Here’s why the contrast of these news events is instructive.  In both reports, a medical procedure is employed for the monitoring, progress, or termination of a pregnancy.  In both cases too, validity of the procedure is not assessed mostly in medical terms, of the health of woman or baby, but carries moral, cultural, and emotional freight beyond the procedure itself.

In my own pregnancies, ultrasounds were underwhelming; I confess obtuseness in deciphering those black-and-white prints. I did not need a picture to know I was carrying a baby, and I “met” my babies through the rolls, kicks, and jabs they directed at my surrounding innards.  Historically, men and women did not rely on an image to bear news about a coming baby, as Nick Hopwood and Tatjana Buklijaz demonstrate in their Making Visible Embryos project.  A woman’s feeling of fetal movement, called quickening, was evidence of pregnancy.  Still, for many, seeing is believing: nothing matches those pictures for prompting recognition of the reality of the developing baby.  Parents stare at them to look for parts, check sex, guess family resemblance.  When we want to recognize this as a baby, we do, with great care; when we do not want to recognize this as a baby, we do not, though great care still might be taken in looking for parts.  The difference is not with the creature in utero but in how we see and name it.  Cecile Richards followed conventions of polite speech when responding to the Nucatola video, describing the extracted materials as tissues, but the Journal article shows no embarrassment at referring to the creature alternately as fetus,  “the unborn,” even “baby,” worrying about the effects of sound waves on its health.
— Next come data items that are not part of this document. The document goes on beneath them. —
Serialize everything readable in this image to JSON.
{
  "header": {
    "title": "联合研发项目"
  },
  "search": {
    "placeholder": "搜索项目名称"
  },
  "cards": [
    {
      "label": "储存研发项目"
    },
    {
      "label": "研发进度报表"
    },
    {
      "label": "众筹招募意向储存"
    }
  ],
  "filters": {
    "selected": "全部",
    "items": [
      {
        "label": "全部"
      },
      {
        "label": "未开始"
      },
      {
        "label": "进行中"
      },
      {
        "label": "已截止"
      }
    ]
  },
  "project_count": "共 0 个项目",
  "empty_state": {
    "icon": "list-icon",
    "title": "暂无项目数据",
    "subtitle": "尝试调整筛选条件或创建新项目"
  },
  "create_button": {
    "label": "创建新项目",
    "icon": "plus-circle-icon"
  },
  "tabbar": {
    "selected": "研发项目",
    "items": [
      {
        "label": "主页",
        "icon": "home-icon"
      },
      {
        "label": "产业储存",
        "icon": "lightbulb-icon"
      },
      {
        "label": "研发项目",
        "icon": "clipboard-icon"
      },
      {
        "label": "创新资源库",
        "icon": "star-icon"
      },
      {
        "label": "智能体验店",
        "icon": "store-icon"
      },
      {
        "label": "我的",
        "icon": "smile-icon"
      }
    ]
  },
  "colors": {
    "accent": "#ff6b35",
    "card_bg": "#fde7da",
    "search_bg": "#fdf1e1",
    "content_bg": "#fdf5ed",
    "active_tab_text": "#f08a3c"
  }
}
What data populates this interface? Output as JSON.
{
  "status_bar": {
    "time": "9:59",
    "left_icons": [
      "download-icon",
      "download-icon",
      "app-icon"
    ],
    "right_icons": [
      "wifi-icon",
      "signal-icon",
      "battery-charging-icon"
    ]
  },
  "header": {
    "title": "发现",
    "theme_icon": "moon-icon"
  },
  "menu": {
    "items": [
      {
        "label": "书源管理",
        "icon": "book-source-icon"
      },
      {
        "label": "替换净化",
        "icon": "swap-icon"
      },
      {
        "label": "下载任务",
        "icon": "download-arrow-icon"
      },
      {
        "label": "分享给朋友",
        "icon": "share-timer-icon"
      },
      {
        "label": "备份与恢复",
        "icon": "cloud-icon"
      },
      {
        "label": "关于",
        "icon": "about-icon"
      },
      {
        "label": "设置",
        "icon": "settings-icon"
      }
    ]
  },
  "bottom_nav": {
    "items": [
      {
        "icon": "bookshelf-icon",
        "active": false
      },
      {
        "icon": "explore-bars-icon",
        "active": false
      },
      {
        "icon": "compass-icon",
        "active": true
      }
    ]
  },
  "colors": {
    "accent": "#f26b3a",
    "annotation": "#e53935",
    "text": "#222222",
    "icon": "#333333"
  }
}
The point is not that the fetus being imaged and admired by doting parents-to-be is the same as the fetus being carefully dismantled in order to preserve some of its organs for medical research.  Of course it is the same, a point too obvious to dwell upon.  The point, rather, is how fluent our forked-tongue speech has become in describing the same thing in different contexts.  One might have predicted that these parallel views and vocabulary could not persist together, that one would have to give way, either the neutralized terminology of fetal tissue, or the other, through pressure exerted by the fact that, as Hopwood and Buklijaz note, “Images of human embryos are everywhere,” in magazines and movies and friends’ Facebook posts.

Maybe there’s something to be said for even more ultrasound images.